Пир бессмертных: Книги о жестоком, трудном и великолепном времени. Щедрость сердца. Том VII - Быстролетов Дмитрий Александрович 20 стр.


Герр Капельдудкер ставит на столик бутылку минеральной воды и два стакана. Кланяется и с достоинством уходит, плотно затворив за собой дверь. Из-за нее слышен стук пишущей машинки и голоса.

Лёвушка и Сергей сидят в позах деловых людей на деловой встрече. Лёвушка тихо говорит Сергею:

— Новое в том, что ты теперь не можешь вести линию Цербера так, как раньше предполагалось. Придется сократить твое участие в дальнейшей работе с ней. Ты провел скрытую вербовку и получил достаточное количество компрометирующих материалов. У нее путь назад отрезан. Но Берлин пока для тебя слишком опасен. Получение списков агентуры на нашей территории теперь возлагается на Иштвана.

Сергей:

— Как ты представляешь себе дальнейшее?

— Твой уход с линии я оформлю газетным вариантом. Закажу в Центре чешские и венгерские газеты, скажем, дай подумать, Сергей, на двадцатое декабря. У тебя месяц для подготовки. После твоей «смерти» Иштван должен вести линию как можно мягче и не доводить дело до угроз: Цербер любит тебя по-настоящему, и с этим надо считаться. Для нас это и лучше, и хуже. От Иштвана потребуется много такта, деликатности и чутья: любящие — народ очень чуткий, надо играть так, чтобы она не почувствовала фальши.

Лёва закуривает.

Сергей:

— Как в Художественном театре?

— Гораздо лучше, естественней. И, главное, ответственней! Не все артисты Художественного могли бы с успехом выступать на нашей сцене!

— А Король?

— Кого ты называешь Королем? Фон Кролля? Там дело проще. Я сведу его с Иштваном и все. Оба они большие аккуратисты и мигом сработаются. Выдержка и воспитанность Иштвана понравятся Кроллю. «Свято место пусто не бывает», Сергей. В новом году Степан что-нибудь тебе подкинет!

Сергей быстро:

— Что именно?

— Потом узнаешь! Думаю, тебе понравится! Все же, друг мой, дай мне еще раз пожать тебе руку. Поздравляю! Рад за тебя вдвойне, потому что ты был на волосок от гибели и уцелел благодаря выдержке. И еще рад потому, что фон Риббентроп, узнав от фон Зиттарта о деле Роя, сказал: «Счастье Германии в том, что такие позорные истории случаются у нас раз в триста лет!» Эх, если бы только он знал, что у него под носом уже работает наш новый человек и мы заготовили в запас еще двух! Поздравляю, Сергей!
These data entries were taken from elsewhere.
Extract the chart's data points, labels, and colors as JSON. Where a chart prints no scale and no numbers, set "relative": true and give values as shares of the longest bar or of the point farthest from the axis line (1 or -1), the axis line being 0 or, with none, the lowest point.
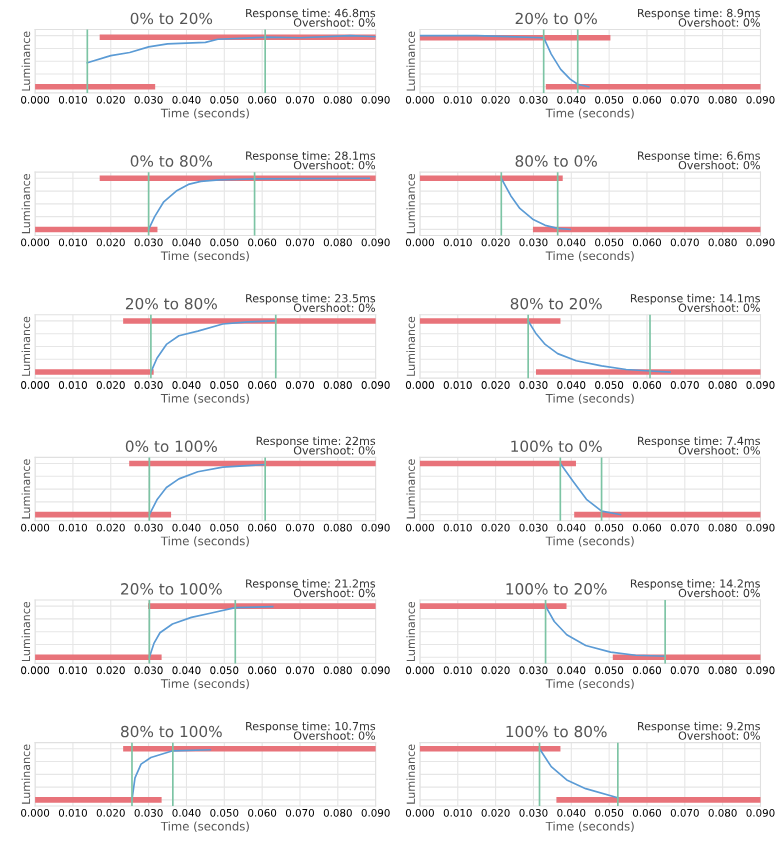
{
  "chart_data": [
    {
      "type": "line",
      "title": "0% to 20%",
      "xlabel": "Time (seconds)",
      "ylabel": "Luminance",
      "annotations": [
        "Response time: 46.8ms",
        "Overshoot: 0%"
      ],
      "relative": true,
      "grid": true,
      "tick_labels": "x",
      "xlim": [
        0,
        0.09
      ],
      "xticks": [
        {
          "value": 0,
          "label": "0.000"
        },
        {
          "value": 0.01,
          "label": "0.010"
        },
        {
          "value": 0.02,
          "label": "0.020"
        },
        {
          "value": 0.03,
          "label": "0.030"
        },
        {
          "value": 0.04,
          "label": "0.040"
        },
        {
          "value": 0.05,
          "label": "0.050"
        },
        {
          "value": 0.06,
          "label": "0.060"
        },
        {
          "value": 0.07,
          "label": "0.070"
        },
        {
          "value": 0.08,
          "label": "0.080"
        },
        {
          "value": 0.09,
          "label": "0.090"
        }
      ],
      "series": [
        {
          "color": "#e8737a",
          "x": [
            0,
            0.031
          ],
          "values": [
            0,
            0
          ]
        },
        {
          "color": "#e8737a",
          "x": [
            0.0178,
            0.09
          ],
          "values": [
            0.97,
            0.97
          ]
        },
        {
          "color": "#5b9bd5",
          "x": [
            0.0138,
            0.02,
            0.025,
            0.03,
            0.035,
            0.045,
            0.0483,
            0.0608,
            0.07,
            0.0833,
            0.09
          ],
          "values": [
            0.47,
            0.61,
            0.67,
            0.78,
            0.84,
            0.87,
            0.93,
            0.97,
            0.96,
            1.0,
            0.98
          ]
        }
      ],
      "ref_lines": [
        {
          "axis": "x",
          "value": 0.0138,
          "color": "#7cc4a4"
        },
        {
          "axis": "x",
          "value": 0.0608,
          "color": "#7cc4a4"
        }
      ]
    },
    {
      "type": "line",
      "title": "20% to 0%",
      "xlabel": "Time (seconds)",
      "ylabel": "Luminance",
      "annotations": [
        "Response time: 8.9ms",
        "Overshoot: 0%"
      ],
      "relative": true,
      "grid": true,
      "tick_labels": "x",
      "xlim": [
        0,
        0.09
      ],
      "xticks": [
        {
          "value": 0,
          "label": "0.000"
        },
        {
          "value": 0.01,
          "label": "0.010"
        },
        {
          "value": 0.02,
          "label": "0.020"
        },
        {
          "value": 0.03,
          "label": "0.030"
        },
        {
          "value": 0.04,
          "label": "0.040"
        },
        {
          "value": 0.05,
          "label": "0.050"
        },
        {
          "value": 0.06,
          "label": "0.060"
        },
        {
          "value": 0.07,
          "label": "0.070"
        },
        {
          "value": 0.08,
          "label": "0.080"
        },
        {
          "value": 0.09,
          "label": "0.090"
        }
      ],
      "series": [
        {
          "color": "#e8737a",
          "x": [
            0,
            0.0496
          ],
          "values": [
            0.96,
            0.96
          ]
        },
        {
          "color": "#e8737a",
          "x": [
            0.034,
            0.09
          ],
          "values": [
            0,
            0
          ]
        },
        {
          "color": "#5b9bd5",
          "x": [
            0,
            0.015,
            0.0327,
            0.0347,
            0.0372,
            0.0397,
            0.0417,
            0.0446
          ],
          "values": [
            1.0,
            1.0,
            0.96,
            0.64,
            0.34,
            0.15,
            0.05,
            0
          ]
        }
      ],
      "ref_lines": [
        {
          "axis": "x",
          "value": 0.0327,
          "color": "#7cc4a4"
        },
        {
          "axis": "x",
          "value": 0.0417,
          "color": "#7cc4a4"
        }
      ]
    },
    {
      "type": "line",
      "title": "0% to 80%",
      "xlabel": "Time (seconds)",
      "ylabel": "Luminance",
      "annotations": [
        "Response time: 28.1ms",
        "Overshoot: 0%"
      ],
      "relative": true,
      "grid": true,
      "tick_labels": "x",
      "xlim": [
        0,
        0.09
      ],
      "xticks": [
        {
          "value": 0,
          "label": "0.000"
        },
        {
          "value": 0.01,
          "label": "0.010"
        },
        {
          "value": 0.02,
          "label": "0.020"
        },
        {
          "value": 0.03,
          "label": "0.030"
        },
        {
          "value": 0.04,
          "label": "0.040"
        },
        {
          "value": 0.05,
          "label": "0.050"
        },
        {
          "value": 0.06,
          "label": "0.060"
        },
        {
          "value": 0.07,
          "label": "0.070"
        },
        {
          "value": 0.08,
          "label": "0.080"
        },
        {
          "value": 0.09,
          "label": "0.090"
        }
      ],
      "series": [
        {
          "color": "#e8737a",
          "x": [
            0,
            0.0316
          ],
          "values": [
            0,
            0
          ]
        },
        {
          "color": "#e8737a",
          "x": [
            0.0178,
            0.09
          ],
          "values": [
            1,
            1
          ]
        },
        {
          "color": "#5b9bd5",
          "x": [
            0.03,
            0.0316,
            0.034,
            0.0373,
            0.0405,
            0.0438,
            0.0486,
            0.058,
            0.0883
          ],
          "values": [
            0,
            0.25,
            0.54,
            0.75,
            0.88,
            0.94,
            0.97,
            0.99,
            1.0
          ]
        }
      ],
      "ref_lines": [
        {
          "axis": "x",
          "value": 0.03,
          "color": "#7cc4a4"
        },
        {
          "axis": "x",
          "value": 0.058,
          "color": "#7cc4a4"
        }
      ]
    },
    {
      "type": "line",
      "title": "80% to 0%",
      "xlabel": "Time (seconds)",
      "ylabel": "Luminance",
      "annotations": [
        "Response time: 6.6ms",
        "Overshoot: 0%"
      ],
      "relative": true,
      "grid": true,
      "tick_labels": "x",
      "xlim": [
        0,
        0.09
      ],
      "xticks": [
        {
          "value": 0,
          "label": "0.000"
        },
        {
          "value": 0.01,
          "label": "0.010"
        },
        {
          "value": 0.02,
          "label": "0.020"
        },
        {
          "value": 0.03,
          "label": "0.030"
        },
        {
          "value": 0.04,
          "label": "0.040"
        },
        {
          "value": 0.05,
          "label": "0.050"
        },
        {
          "value": 0.06,
          "label": "0.060"
        },
        {
          "value": 0.07,
          "label": "0.070"
        },
        {
          "value": 0.08,
          "label": "0.080"
        },
        {
          "value": 0.09,
          "label": "0.090"
        }
      ],
      "series": [
        {
          "color": "#e8737a",
          "x": [
            0,
            0.037
          ],
          "values": [
            1,
            1
          ]
        },
        {
          "color": "#e8737a",
          "x": [
            0.0306,
            0.09
          ],
          "values": [
            0,
            0
          ]
        },
        {
          "color": "#5b9bd5",
          "x": [
            0.0215,
            0.024,
            0.0264,
            0.0298,
            0.0331,
            0.0364,
            0.0397
          ],
          "values": [
            1,
            0.66,
            0.41,
            0.2,
            0.08,
            0.02,
            0
          ]
        }
      ],
      "ref_lines": [
        {
          "axis": "x",
          "value": 0.0215,
          "color": "#7cc4a4"
        },
        {
          "axis": "x",
          "value": 0.0364,
          "color": "#7cc4a4"
        }
      ]
    },
    {
      "type": "line",
      "title": "20% to 80%",
      "xlabel": "Time (seconds)",
      "ylabel": "Luminance",
      "annotations": [
        "Response time: 23.5ms",
        "Overshoot: 0%"
      ],
      "relative": true,
      "grid": true,
      "tick_labels": "x",
      "xlim": [
        0,
        0.09
      ],
      "xticks": [
        {
          "value": 0,
          "label": "0.000"
        },
        {
          "value": 0.01,
          "label": "0.010"
        },
        {
          "value": 0.02,
          "label": "0.020"
        },
        {
          "value": 0.03,
          "label": "0.030"
        },
        {
          "value": 0.04,
          "label": "0.040"
        },
        {
          "value": 0.05,
          "label": "0.050"
        },
        {
          "value": 0.06,
          "label": "0.060"
        },
        {
          "value": 0.07,
          "label": "0.070"
        },
        {
          "value": 0.08,
          "label": "0.080"
        },
        {
          "value": 0.09,
          "label": "0.090"
        }
      ],
      "series": [
        {
          "color": "#e8737a",
          "x": [
            0,
            0.0306
          ],
          "values": [
            0,
            0
          ]
        },
        {
          "color": "#e8737a",
          "x": [
            0.024,
            0.09
          ],
          "values": [
            1,
            1
          ]
        },
        {
          "color": "#5b9bd5",
          "x": [
            0.0306,
            0.0322,
            0.0347,
            0.038,
            0.043,
            0.0496,
            0.0562,
            0.0636
          ],
          "values": [
            0,
            0.27,
            0.54,
            0.71,
            0.8,
            0.94,
            0.98,
            1.0
          ]
        }
      ],
      "ref_lines": [
        {
          "axis": "x",
          "value": 0.0306,
          "color": "#7cc4a4"
        },
        {
          "axis": "x",
          "value": 0.0636,
          "color": "#7cc4a4"
        }
      ]
    },
    {
      "type": "line",
      "title": "80% to 20%",
      "xlabel": "Time (seconds)",
      "ylabel": "Luminance",
      "annotations": [
        "Response time: 14.1ms",
        "Overshoot: 0%"
      ],
      "relative": true,
      "grid": true,
      "tick_labels": "x",
      "xlim": [
        0,
        0.09
      ],
      "xticks": [
        {
          "value": 0,
          "label": "0.000"
        },
        {
          "value": 0.01,
          "label": "0.010"
        },
        {
          "value": 0.02,
          "label": "0.020"
        },
        {
          "value": 0.03,
          "label": "0.030"
        },
        {
          "value": 0.04,
          "label": "0.040"
        },
        {
          "value": 0.05,
          "label": "0.050"
        },
        {
          "value": 0.06,
          "label": "0.060"
        },
        {
          "value": 0.07,
          "label": "0.070"
        },
        {
          "value": 0.08,
          "label": "0.080"
        },
        {
          "value": 0.09,
          "label": "0.090"
        }
      ],
      "series": [
        {
          "color": "#e8737a",
          "x": [
            0,
            0.0364
          ],
          "values": [
            1,
            1
          ]
        },
        {
          "color": "#e8737a",
          "x": [
            0.0314,
            0.09
          ],
          "values": [
            0,
            0
          ]
        },
        {
          "color": "#5b9bd5",
          "x": [
            0.0286,
            0.0306,
            0.0331,
            0.0364,
            0.0413,
            0.048,
            0.0545,
            0.0608,
            0.0661
          ],
          "values": [
            1,
            0.76,
            0.54,
            0.36,
            0.22,
            0.12,
            0.05,
            0.02,
            0
          ]
        }
      ],
      "ref_lines": [
        {
          "axis": "x",
          "value": 0.0286,
          "color": "#7cc4a4"
        },
        {
          "axis": "x",
          "value": 0.0608,
          "color": "#7cc4a4"
        }
      ]
    },
    {
      "type": "line",
      "title": "0% to 100%",
      "xlabel": "Time (seconds)",
      "ylabel": "Luminance",
      "annotations": [
        "Response time: 22ms",
        "Overshoot: 0%"
      ],
      "relative": true,
      "grid": true,
      "tick_labels": "x",
      "xlim": [
        0,
        0.09
      ],
      "xticks": [
        {
          "value": 0,
          "label": "0.000"
        },
        {
          "value": 0.01,
          "label": "0.010"
        },
        {
          "value": 0.02,
          "label": "0.020"
        },
        {
          "value": 0.03,
          "label": "0.030"
        },
        {
          "value": 0.04,
          "label": "0.040"
        },
        {
          "value": 0.05,
          "label": "0.050"
        },
        {
          "value": 0.06,
          "label": "0.060"
        },
        {
          "value": 0.07,
          "label": "0.070"
        },
        {
          "value": 0.08,
          "label": "0.080"
        },
        {
          "value": 0.09,
          "label": "0.090"
        }
      ],
      "series": [
        {
          "color": "#e8737a",
          "x": [
            0,
            0.0352
          ],
          "values": [
            0,
            0
          ]
        },
        {
          "color": "#e8737a",
          "x": [
            0.0256,
            0.09
          ],
          "values": [
            1,
            1
          ]
        },
        {
          "color": "#5b9bd5",
          "x": [
            0.0302,
            0.0322,
            0.0347,
            0.038,
            0.043,
            0.0496,
            0.0608
          ],
          "values": [
            0,
            0.29,
            0.53,
            0.7,
            0.84,
            0.93,
            0.98
          ]
        }
      ],
      "ref_lines": [
        {
          "axis": "x",
          "value": 0.0302,
          "color": "#7cc4a4"
        },
        {
          "axis": "x",
          "value": 0.0608,
          "color": "#7cc4a4"
        }
      ]
    },
    {
      "type": "line",
      "title": "100% to 0%",
      "xlabel": "Time (seconds)",
      "ylabel": "Luminance",
      "annotations": [
        "Response time: 7.4ms",
        "Overshoot: 0%"
      ],
      "relative": true,
      "grid": true,
      "tick_labels": "x",
      "xlim": [
        0,
        0.09
      ],
      "xticks": [
        {
          "value": 0,
          "label": "0.000"
        },
        {
          "value": 0.01,
          "label": "0.010"
        },
        {
          "value": 0.02,
          "label": "0.020"
        },
        {
          "value": 0.03,
          "label": "0.030"
        },
        {
          "value": 0.04,
          "label": "0.040"
        },
        {
          "value": 0.05,
          "label": "0.050"
        },
        {
          "value": 0.06,
          "label": "0.060"
        },
        {
          "value": 0.07,
          "label": "0.070"
        },
        {
          "value": 0.08,
          "label": "0.080"
        },
        {
          "value": 0.09,
          "label": "0.090"
        }
      ],
      "series": [
        {
          "color": "#e8737a",
          "x": [
            0,
            0.0405
          ],
          "values": [
            1,
            1
          ]
        },
        {
          "color": "#e8737a",
          "x": [
            0.0415,
            0.09
          ],
          "values": [
            0,
            0
          ]
        },
        {
          "color": "#5b9bd5",
          "x": [
            0.0371,
            0.0405,
            0.044,
            0.048,
            0.053
          ],
          "values": [
            1,
            0.65,
            0.3,
            0.07,
            0
          ]
        }
      ],
      "ref_lines": [
        {
          "axis": "x",
          "value": 0.0371,
          "color": "#7cc4a4"
        },
        {
          "axis": "x",
          "value": 0.048,
          "color": "#7cc4a4"
        }
      ]
    },
    {
      "type": "line",
      "title": "20% to 100%",
      "xlabel": "Time (seconds)",
      "ylabel": "Luminance",
      "annotations": [
        "Response time: 21.2ms",
        "Overshoot: 0%"
      ],
      "relative": true,
      "grid": true,
      "tick_labels": "x",
      "xlim": [
        0,
        0.09
      ],
      "xticks": [
        {
          "value": 0,
          "label": "0.000"
        },
        {
          "value": 0.01,
          "label": "0.010"
        },
        {
          "value": 0.02,
          "label": "0.020"
        },
        {
          "value": 0.03,
          "label": "0.030"
        },
        {
          "value": 0.04,
          "label": "0.040"
        },
        {
          "value": 0.05,
          "label": "0.050"
        },
        {
          "value": 0.06,
          "label": "0.060"
        },
        {
          "value": 0.07,
          "label": "0.070"
        },
        {
          "value": 0.08,
          "label": "0.080"
        },
        {
          "value": 0.09,
          "label": "0.090"
        }
      ],
      "series": [
        {
          "color": "#e8737a",
          "x": [
            0,
            0.0327
          ],
          "values": [
            0,
            0
          ]
        },
        {
          "color": "#e8737a",
          "x": [
            0.0306,
            0.09
          ],
          "values": [
            1,
            1
          ]
        },
        {
          "color": "#5b9bd5",
          "x": [
            0.0302,
            0.0314,
            0.033,
            0.0363,
            0.0413,
            0.0463,
            0.0529,
            0.0628
          ],
          "values": [
            0,
            0.27,
            0.48,
            0.65,
            0.78,
            0.86,
            0.97,
            0.99
          ]
        }
      ],
      "ref_lines": [
        {
          "axis": "x",
          "value": 0.0302,
          "color": "#7cc4a4"
        },
        {
          "axis": "x",
          "value": 0.0529,
          "color": "#7cc4a4"
        }
      ]
    },
    {
      "type": "line",
      "title": "100% to 20%",
      "xlabel": "Time (seconds)",
      "ylabel": "Luminance",
      "annotations": [
        "Response time: 14.2ms",
        "Overshoot: 0%"
      ],
      "relative": true,
      "grid": true,
      "tick_labels": "x",
      "xlim": [
        0,
        0.09
      ],
      "xticks": [
        {
          "value": 0,
          "label": "0.000"
        },
        {
          "value": 0.01,
          "label": "0.010"
        },
        {
          "value": 0.02,
          "label": "0.020"
        },
        {
          "value": 0.03,
          "label": "0.030"
        },
        {
          "value": 0.04,
          "label": "0.040"
        },
        {
          "value": 0.05,
          "label": "0.050"
        },
        {
          "value": 0.06,
          "label": "0.060"
        },
        {
          "value": 0.07,
          "label": "0.070"
        },
        {
          "value": 0.08,
          "label": "0.080"
        },
        {
          "value": 0.09,
          "label": "0.090"
        }
      ],
      "series": [
        {
          "color": "#e8737a",
          "x": [
            0,
            0.038
          ],
          "values": [
            1,
            1
          ]
        },
        {
          "color": "#e8737a",
          "x": [
            0.0517,
            0.09
          ],
          "values": [
            0,
            0
          ]
        },
        {
          "color": "#5b9bd5",
          "x": [
            0.0332,
            0.0355,
            0.0388,
            0.0438,
            0.0504,
            0.057,
            0.0648
          ],
          "values": [
            1,
            0.7,
            0.44,
            0.23,
            0.1,
            0.04,
            0.02
          ]
        }
      ],
      "ref_lines": [
        {
          "axis": "x",
          "value": 0.0332,
          "color": "#7cc4a4"
        },
        {
          "axis": "x",
          "value": 0.0648,
          "color": "#7cc4a4"
        }
      ]
    },
    {
      "type": "line",
      "title": "80% to 100%",
      "xlabel": "Time (seconds)",
      "ylabel": "Luminance",
      "annotations": [
        "Response time: 10.7ms",
        "Overshoot: 0%"
      ],
      "relative": true,
      "grid": true,
      "tick_labels": "x",
      "xlim": [
        0,
        0.09
      ],
      "xticks": [
        {
          "value": 0,
          "label": "0.000"
        },
        {
          "value": 0.01,
          "label": "0.010"
        },
        {
          "value": 0.02,
          "label": "0.020"
        },
        {
          "value": 0.03,
          "label": "0.030"
        },
        {
          "value": 0.04,
          "label": "0.040"
        },
        {
          "value": 0.05,
          "label": "0.050"
        },
        {
          "value": 0.06,
          "label": "0.060"
        },
        {
          "value": 0.07,
          "label": "0.070"
        },
        {
          "value": 0.08,
          "label": "0.080"
        },
        {
          "value": 0.09,
          "label": "0.090"
        }
      ],
      "series": [
        {
          "color": "#e8737a",
          "x": [
            0,
            0.0327
          ],
          "values": [
            0,
            0
          ]
        },
        {
          "color": "#e8737a",
          "x": [
            0.024,
            0.09
          ],
          "values": [
            1,
            1
          ]
        },
        {
          "color": "#5b9bd5",
          "x": [
            0.0256,
            0.0264,
            0.028,
            0.0306,
            0.0364,
            0.0463
          ],
          "values": [
            0,
            0.43,
            0.7,
            0.83,
            0.96,
            0.98
          ]
        }
      ],
      "ref_lines": [
        {
          "axis": "x",
          "value": 0.0256,
          "color": "#7cc4a4"
        },
        {
          "axis": "x",
          "value": 0.0364,
          "color": "#7cc4a4"
        }
      ]
    },
    {
      "type": "line",
      "title": "100% to 80%",
      "xlabel": "Time (seconds)",
      "ylabel": "Luminance",
      "annotations": [
        "Response time: 9.2ms",
        "Overshoot: 0%"
      ],
      "relative": true,
      "grid": true,
      "tick_labels": "x",
      "xlim": [
        0,
        0.09
      ],
      "xticks": [
        {
          "value": 0,
          "label": "0.000"
        },
        {
          "value": 0.01,
          "label": "0.010"
        },
        {
          "value": 0.02,
          "label": "0.020"
        },
        {
          "value": 0.03,
          "label": "0.030"
        },
        {
          "value": 0.04,
          "label": "0.040"
        },
        {
          "value": 0.05,
          "label": "0.050"
        },
        {
          "value": 0.06,
          "label": "0.060"
        },
        {
          "value": 0.07,
          "label": "0.070"
        },
        {
          "value": 0.08,
          "label": "0.080"
        },
        {
          "value": 0.09,
          "label": "0.090"
        }
      ],
      "series": [
        {
          "color": "#e8737a",
          "x": [
            0,
            0.0364
          ],
          "values": [
            1,
            1
          ]
        },
        {
          "color": "#e8737a",
          "x": [
            0.0368,
            0.09
          ],
          "values": [
            0,
            0
          ]
        },
        {
          "color": "#5b9bd5",
          "x": [
            0.0316,
            0.0347,
            0.0388,
            0.0438,
            0.0523
          ],
          "values": [
            1,
            0.65,
            0.39,
            0.22,
            0.04
          ]
        }
      ],
      "ref_lines": [
        {
          "axis": "x",
          "value": 0.0316,
          "color": "#7cc4a4"
        },
        {
          "axis": "x",
          "value": 0.0523,
          "color": "#7cc4a4"
        }
      ]
    }
  ]
}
Лёвушка трясет Сергею руку.


Гостиная Дорис Шерер. У столика сидит Иштван. Дорис в пеньюаре лежит на черном диване с папиросой в зубах, Сергей ходит по комнате с бокалом в руке. У него усы обриты, прическа изменена, стиль костюма спортивный.

— Так чем же ты недоволен, милый?

— Тем, что мы продвинули вперед только одну сторону нашей программы — денежную.

Дорис звонко смеется.

— И это неплохо! Признаюсь, я уже привыкла к нашим деньгам и не представляю себе жизни на одно жалованье!

— И не надо представлять. Денег будет все больше и больше, Дорис. Ты еще услышишь предложение Батори о связи с американцами, я эту идею полностью поддерживаю: большевиков надо бить не только немецкими руками, но и американскими. Это разумно! Но сейчас я не об этом говорю. У нас не двинулось дело с заключением брака. Плохо, что мы как будто бы привыкли к положению секретной связи, мне стыдно за меня, а еще больше — за тебя, Дорис. Ты должна быть моей женой.

Молчание.

Дорис:

— Гм-м. Ты как будто бы убеждаешь меня… Смешно! Ты — мужчина, я — женщина. Я люблю тебя, страдаю и жду. Дело за тобой, дорогой Черт с копытами!

Сергей останавливается посреди комнаты.

— Ты права. Я виноват. Герр Батори, я еду домой и готовлю поместье к приезду невесты! Еду завтра!

— Не надо! Все хлопоты я беру на себя, дети. Я сам поеду.

— Нет, Батори, что это за жених, если он не побеспокоится о доме для своей невесты? Наше гнездо должен свить я и только я. Все другое — аморально! Мне нужна неделя, одна или две. Словом, ждите моих писем! Батори, налейте бокалы! Дорис, сюда, пожалуйста!

Дорис подходит к столику.

— Поднимите бокалы! Выше! Чокнемся! Какой чудесный звон! За наше счастье!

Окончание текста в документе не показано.